One approach to make GC faster then explicit deallocation is to deallocate implicitly :

the heap is divided in partitions, and the VM switches between the partitions from time to time (when a partition gets too full for example). Live objects are copied to the new partition and all the dead objects are not deallocated - they are just left forgotten. So the deallocation itself ends up costing nothing. The additional benefit of this approach is that the heap defragmentation is a free bonus.

Please note this is a very general description of the actual processes.



回答3:

The trick is, that the underlying allocator for garbage collector can be much simpler than the explicit one and take some shortcuts that the explicit one can't.

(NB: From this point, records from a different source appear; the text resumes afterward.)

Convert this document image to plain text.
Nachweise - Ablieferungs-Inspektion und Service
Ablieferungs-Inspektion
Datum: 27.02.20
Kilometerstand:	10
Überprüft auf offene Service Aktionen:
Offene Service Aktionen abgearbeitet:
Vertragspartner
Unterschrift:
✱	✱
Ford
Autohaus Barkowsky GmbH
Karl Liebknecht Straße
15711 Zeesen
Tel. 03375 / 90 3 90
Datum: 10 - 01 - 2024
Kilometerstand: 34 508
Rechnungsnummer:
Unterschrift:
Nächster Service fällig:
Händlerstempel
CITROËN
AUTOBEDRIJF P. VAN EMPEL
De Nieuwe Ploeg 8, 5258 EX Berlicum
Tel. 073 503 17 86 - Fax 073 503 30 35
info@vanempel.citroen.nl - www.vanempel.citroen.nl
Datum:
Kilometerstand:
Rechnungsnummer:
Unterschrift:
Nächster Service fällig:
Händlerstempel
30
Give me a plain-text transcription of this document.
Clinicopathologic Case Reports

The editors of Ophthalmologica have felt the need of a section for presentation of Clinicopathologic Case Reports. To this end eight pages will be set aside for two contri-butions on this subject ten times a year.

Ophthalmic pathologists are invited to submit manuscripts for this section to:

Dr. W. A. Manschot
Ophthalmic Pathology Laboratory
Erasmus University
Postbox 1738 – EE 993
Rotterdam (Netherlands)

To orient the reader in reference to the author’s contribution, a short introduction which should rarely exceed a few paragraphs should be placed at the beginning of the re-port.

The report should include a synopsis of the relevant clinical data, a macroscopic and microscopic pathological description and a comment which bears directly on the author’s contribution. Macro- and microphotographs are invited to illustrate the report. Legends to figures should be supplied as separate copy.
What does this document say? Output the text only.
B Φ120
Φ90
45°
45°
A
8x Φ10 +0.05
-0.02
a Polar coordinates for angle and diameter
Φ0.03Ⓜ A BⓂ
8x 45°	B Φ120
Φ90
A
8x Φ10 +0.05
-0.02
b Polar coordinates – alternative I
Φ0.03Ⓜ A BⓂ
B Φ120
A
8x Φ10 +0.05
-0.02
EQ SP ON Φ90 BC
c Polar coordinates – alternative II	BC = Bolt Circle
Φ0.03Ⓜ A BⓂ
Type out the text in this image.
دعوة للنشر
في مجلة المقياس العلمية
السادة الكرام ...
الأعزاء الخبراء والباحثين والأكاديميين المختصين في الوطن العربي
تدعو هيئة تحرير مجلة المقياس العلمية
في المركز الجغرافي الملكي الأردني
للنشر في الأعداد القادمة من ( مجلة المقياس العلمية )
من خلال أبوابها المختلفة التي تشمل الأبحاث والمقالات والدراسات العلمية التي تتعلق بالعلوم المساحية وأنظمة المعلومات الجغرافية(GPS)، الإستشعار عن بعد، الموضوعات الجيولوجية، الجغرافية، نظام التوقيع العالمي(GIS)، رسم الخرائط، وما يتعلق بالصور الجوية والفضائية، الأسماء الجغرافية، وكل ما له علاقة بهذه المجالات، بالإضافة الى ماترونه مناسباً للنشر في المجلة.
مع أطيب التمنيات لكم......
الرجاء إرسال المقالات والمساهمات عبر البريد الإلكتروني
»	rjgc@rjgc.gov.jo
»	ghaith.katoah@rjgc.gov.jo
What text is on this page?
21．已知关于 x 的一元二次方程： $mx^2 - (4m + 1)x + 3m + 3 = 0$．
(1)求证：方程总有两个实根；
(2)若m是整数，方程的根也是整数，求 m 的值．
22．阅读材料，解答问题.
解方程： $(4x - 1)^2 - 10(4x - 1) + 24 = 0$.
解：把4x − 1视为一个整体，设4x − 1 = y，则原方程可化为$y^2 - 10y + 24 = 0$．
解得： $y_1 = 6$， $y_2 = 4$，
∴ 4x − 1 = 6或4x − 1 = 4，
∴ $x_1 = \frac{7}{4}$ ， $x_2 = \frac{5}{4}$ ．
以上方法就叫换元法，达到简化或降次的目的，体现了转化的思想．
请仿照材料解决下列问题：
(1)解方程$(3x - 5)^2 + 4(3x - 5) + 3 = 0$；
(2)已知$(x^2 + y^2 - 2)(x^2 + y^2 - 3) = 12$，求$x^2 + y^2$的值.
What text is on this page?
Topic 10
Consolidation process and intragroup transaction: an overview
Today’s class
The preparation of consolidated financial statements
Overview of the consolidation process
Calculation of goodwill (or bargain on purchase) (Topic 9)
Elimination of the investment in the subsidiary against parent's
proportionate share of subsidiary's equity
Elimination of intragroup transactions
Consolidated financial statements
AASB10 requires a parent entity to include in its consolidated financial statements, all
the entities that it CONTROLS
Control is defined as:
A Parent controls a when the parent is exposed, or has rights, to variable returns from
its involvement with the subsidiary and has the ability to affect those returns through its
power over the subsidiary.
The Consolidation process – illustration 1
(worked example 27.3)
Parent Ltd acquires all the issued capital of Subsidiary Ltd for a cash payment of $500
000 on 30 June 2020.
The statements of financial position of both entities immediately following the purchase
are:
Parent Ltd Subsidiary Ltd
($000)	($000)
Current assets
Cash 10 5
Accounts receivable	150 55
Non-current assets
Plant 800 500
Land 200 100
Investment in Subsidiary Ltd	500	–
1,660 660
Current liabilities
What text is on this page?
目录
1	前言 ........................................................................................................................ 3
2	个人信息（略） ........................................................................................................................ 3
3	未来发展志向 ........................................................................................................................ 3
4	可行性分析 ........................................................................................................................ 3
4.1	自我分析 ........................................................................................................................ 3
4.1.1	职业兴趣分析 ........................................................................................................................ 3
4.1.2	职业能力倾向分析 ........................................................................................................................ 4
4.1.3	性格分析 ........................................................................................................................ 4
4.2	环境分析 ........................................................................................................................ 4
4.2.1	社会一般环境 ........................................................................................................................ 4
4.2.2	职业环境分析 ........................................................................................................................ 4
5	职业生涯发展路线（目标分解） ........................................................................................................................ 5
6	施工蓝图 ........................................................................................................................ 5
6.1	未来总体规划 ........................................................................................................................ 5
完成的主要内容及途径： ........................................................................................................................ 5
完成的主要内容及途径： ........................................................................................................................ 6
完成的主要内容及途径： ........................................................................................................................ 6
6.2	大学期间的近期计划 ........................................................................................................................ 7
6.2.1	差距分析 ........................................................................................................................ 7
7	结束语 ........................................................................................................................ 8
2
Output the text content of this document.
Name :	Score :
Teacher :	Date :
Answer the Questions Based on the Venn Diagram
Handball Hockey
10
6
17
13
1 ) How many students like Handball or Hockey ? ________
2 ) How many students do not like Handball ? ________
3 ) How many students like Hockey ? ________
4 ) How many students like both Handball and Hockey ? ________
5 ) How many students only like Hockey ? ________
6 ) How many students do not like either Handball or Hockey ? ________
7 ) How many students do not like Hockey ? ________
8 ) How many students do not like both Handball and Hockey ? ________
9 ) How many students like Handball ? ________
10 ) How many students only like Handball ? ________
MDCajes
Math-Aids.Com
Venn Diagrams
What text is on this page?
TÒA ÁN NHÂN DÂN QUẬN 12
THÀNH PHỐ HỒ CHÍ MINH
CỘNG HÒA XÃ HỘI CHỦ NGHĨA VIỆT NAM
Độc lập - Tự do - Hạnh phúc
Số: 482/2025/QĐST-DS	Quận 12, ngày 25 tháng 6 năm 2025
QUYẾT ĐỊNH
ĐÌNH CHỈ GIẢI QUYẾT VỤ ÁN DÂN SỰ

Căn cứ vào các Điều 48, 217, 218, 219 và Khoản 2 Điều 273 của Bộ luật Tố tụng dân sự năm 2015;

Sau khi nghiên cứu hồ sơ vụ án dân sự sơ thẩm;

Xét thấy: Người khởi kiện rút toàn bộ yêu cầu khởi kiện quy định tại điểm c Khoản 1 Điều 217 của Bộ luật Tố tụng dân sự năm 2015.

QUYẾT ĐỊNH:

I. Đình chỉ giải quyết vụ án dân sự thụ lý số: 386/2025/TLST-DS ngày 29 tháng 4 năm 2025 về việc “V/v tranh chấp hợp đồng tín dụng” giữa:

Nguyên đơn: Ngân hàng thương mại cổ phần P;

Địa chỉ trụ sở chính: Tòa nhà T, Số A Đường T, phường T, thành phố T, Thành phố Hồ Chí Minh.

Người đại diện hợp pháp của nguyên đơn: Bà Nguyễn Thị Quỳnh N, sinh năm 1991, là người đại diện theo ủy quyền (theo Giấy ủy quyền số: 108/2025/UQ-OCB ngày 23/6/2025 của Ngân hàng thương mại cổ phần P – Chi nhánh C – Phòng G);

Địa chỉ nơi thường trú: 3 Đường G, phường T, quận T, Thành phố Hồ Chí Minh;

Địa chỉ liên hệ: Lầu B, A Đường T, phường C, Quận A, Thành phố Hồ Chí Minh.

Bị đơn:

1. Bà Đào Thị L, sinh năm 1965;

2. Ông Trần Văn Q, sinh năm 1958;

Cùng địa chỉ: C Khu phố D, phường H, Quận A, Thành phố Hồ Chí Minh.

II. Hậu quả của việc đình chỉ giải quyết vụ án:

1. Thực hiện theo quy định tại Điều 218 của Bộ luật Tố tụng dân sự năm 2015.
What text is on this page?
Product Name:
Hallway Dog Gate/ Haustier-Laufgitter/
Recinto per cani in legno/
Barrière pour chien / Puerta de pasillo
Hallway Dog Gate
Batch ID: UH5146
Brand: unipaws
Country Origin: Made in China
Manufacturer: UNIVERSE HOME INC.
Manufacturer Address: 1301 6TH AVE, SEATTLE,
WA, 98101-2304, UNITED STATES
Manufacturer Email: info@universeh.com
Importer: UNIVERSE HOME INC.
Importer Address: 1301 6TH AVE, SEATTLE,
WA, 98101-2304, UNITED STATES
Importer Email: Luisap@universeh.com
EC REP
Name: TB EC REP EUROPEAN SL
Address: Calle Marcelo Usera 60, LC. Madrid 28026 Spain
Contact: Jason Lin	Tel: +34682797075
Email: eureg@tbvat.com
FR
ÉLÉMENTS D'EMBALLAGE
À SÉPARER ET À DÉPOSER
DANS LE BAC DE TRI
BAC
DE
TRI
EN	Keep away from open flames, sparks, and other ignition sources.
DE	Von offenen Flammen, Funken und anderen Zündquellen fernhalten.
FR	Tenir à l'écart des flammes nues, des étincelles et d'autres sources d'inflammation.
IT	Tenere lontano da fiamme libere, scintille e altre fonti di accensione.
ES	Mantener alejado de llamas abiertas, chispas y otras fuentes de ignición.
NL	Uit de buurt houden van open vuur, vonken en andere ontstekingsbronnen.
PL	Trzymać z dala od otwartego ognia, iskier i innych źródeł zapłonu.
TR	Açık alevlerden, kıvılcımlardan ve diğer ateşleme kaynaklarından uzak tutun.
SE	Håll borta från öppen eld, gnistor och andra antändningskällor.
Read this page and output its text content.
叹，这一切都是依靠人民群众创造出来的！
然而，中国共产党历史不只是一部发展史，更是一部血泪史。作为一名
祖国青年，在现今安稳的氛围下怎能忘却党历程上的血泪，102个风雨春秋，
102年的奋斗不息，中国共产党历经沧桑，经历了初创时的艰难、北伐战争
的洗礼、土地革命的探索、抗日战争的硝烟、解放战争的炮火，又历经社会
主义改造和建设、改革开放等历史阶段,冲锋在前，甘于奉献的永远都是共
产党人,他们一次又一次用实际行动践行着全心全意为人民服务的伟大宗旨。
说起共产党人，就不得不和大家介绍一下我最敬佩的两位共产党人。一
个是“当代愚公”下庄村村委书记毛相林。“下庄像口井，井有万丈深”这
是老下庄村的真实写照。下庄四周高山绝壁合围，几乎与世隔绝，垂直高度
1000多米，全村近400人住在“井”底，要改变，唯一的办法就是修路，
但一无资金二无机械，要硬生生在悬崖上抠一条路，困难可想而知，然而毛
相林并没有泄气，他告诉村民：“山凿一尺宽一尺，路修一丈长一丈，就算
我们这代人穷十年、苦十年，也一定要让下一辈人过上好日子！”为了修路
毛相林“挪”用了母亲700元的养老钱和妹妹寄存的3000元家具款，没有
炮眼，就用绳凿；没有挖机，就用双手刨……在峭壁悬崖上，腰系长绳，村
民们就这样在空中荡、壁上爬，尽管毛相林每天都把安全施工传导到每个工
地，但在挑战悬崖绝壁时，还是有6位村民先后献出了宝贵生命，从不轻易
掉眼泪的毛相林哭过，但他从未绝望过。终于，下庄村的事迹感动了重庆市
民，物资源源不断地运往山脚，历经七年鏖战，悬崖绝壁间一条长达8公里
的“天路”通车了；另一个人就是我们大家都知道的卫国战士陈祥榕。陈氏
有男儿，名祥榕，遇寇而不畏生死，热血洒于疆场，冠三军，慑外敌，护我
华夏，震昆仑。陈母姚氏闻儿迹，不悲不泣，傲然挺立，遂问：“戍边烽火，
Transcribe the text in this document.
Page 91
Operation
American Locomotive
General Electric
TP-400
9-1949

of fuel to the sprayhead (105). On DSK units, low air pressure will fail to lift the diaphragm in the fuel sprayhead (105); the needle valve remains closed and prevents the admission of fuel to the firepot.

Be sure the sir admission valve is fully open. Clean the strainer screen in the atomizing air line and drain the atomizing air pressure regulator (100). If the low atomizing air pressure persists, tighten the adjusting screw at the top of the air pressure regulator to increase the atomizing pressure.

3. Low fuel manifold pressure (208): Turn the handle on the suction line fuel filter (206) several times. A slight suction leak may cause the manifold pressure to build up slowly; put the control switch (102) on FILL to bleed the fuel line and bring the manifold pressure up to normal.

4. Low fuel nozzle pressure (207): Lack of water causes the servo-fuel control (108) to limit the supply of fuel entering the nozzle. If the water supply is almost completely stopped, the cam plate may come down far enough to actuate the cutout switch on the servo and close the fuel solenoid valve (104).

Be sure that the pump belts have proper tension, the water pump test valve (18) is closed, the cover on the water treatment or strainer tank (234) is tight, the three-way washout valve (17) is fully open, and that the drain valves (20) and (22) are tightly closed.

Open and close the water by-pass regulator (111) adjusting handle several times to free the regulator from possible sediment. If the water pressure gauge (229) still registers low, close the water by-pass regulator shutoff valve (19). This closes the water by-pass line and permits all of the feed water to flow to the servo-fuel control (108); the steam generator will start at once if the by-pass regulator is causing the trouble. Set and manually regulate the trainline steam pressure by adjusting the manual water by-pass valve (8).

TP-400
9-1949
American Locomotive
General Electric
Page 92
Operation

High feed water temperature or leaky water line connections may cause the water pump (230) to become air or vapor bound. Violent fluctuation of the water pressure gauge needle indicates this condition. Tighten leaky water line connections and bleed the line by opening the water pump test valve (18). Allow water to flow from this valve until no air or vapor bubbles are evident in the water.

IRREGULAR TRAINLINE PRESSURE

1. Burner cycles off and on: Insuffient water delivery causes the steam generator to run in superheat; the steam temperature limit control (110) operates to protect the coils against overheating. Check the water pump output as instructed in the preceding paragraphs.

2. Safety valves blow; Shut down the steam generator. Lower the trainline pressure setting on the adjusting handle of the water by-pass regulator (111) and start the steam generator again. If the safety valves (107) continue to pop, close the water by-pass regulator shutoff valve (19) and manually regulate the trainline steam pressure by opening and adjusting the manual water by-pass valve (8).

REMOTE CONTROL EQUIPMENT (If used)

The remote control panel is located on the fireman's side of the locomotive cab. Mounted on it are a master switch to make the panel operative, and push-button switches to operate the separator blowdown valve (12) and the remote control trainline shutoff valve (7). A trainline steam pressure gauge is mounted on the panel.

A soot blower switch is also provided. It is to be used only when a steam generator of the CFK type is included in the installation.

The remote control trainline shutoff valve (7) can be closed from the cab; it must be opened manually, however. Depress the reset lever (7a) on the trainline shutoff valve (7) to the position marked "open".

  1. If the collector is copying (java and .net and ocaml and haskell runtimes and many others actually use one), freeing is done in big blocks and allocating is just pointer increment and cost is payed per object surviving collection. So it's faster especially when there are many short-lived temporary objects, which is quite common in these languages.
  2. Even for a non-copying collector (like the Boehm's one) the fact that objects are freed in batches saves a lot of work in combining the adjacent free chunks. So if the collection does not need to be run too often, it can easily be faster.
  3. And, well, many standard library malloc/free implementations just suck. That's why there are projects like umem and libraries like glib have their own light-weight version.


回答4:

A factor not yet mentioned is that when using manual memory allocation, even if object references are guaranteed not to form cycles, determining when the last entity to hold a reference has abandoned it can be expensive, typically requiring the use of reference counters, reference lists, or other means of tracking object usage. Such techniques aren't too bad on single-processor systems, where the cost of an atomic increment may be essentially the same as an ordinary one, but they scale very badly on multi-processor systems, where atomic-increment operations are comparatively expensive.